Nvidia’s GeForce global PR director Ben Berraondo said the issue impacts less than 0.5 per cent of the affected GPUs, with one fewer ROP (Raster Operation Pipeline) than specified.
He assured that the average graphical performance impact is only around four per cent, with no effect on AI or compute workloads. The issue has since been corrected in production, and impacted customers can contact their board manufacturer for a replacement.
According to the company, affected users will be eligible for a replacement.
While the number of faulty GPUs is relatively small, this is yet another problem added to Nvidia’s growing list of headaches with its latest high-end graphics cards.
The launch has already been plagued by driver issues, including ongoing blackscreen problems that Nvidia is still investigating. There have also been reports of melting power connectors.
The flaw was not limited to a single manufacturer.

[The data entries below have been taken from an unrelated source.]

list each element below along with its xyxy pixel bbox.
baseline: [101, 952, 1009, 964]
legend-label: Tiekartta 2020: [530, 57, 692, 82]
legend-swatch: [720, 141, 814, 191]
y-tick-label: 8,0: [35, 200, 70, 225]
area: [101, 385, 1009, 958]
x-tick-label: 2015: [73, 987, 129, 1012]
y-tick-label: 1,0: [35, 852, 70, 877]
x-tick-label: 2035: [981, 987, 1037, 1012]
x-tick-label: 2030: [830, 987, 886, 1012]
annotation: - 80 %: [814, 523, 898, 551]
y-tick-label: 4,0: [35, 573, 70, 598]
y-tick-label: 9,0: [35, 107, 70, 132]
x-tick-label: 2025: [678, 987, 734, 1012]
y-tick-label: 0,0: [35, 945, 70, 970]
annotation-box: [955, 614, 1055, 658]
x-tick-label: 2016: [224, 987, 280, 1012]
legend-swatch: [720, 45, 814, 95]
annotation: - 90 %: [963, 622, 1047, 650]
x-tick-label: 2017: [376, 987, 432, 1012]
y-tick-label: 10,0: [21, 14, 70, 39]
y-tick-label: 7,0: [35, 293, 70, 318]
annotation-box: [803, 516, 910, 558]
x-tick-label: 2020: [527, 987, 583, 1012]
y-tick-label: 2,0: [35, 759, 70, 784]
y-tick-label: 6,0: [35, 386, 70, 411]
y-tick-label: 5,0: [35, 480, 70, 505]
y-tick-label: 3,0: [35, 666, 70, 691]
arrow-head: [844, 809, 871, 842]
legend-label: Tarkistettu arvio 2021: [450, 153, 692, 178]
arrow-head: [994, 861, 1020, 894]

Reports of missing ROPs have surfaced from multiple board partners, including Zotac, MSI, Gigabyte, and Manli, as well as an Nvidia Founders Edition card.
Users who suspect their card might be affected can check using GPU-Z to verify whether it displays the correct 176 ROPs. If fewer are shown, a replacement is likely necessary.
Update: Nvidia's Ben Berraondo, GeForce Global PR Director, has confirmed that some GeForce RTX 5080 GPUs are also affected by the same issue that has plagued the RTX 5090, RTX 5090D and RTX 5070 Ti graphics cards. The GeForce RTX 5080 came with 104 instead of 112 ROPs.
Upon further investigation, we've identified that an early production build of GeForce RTX 5080 GPUs were also affected by the same issue. Affected consumers can contact the board manufacturer for a replacement.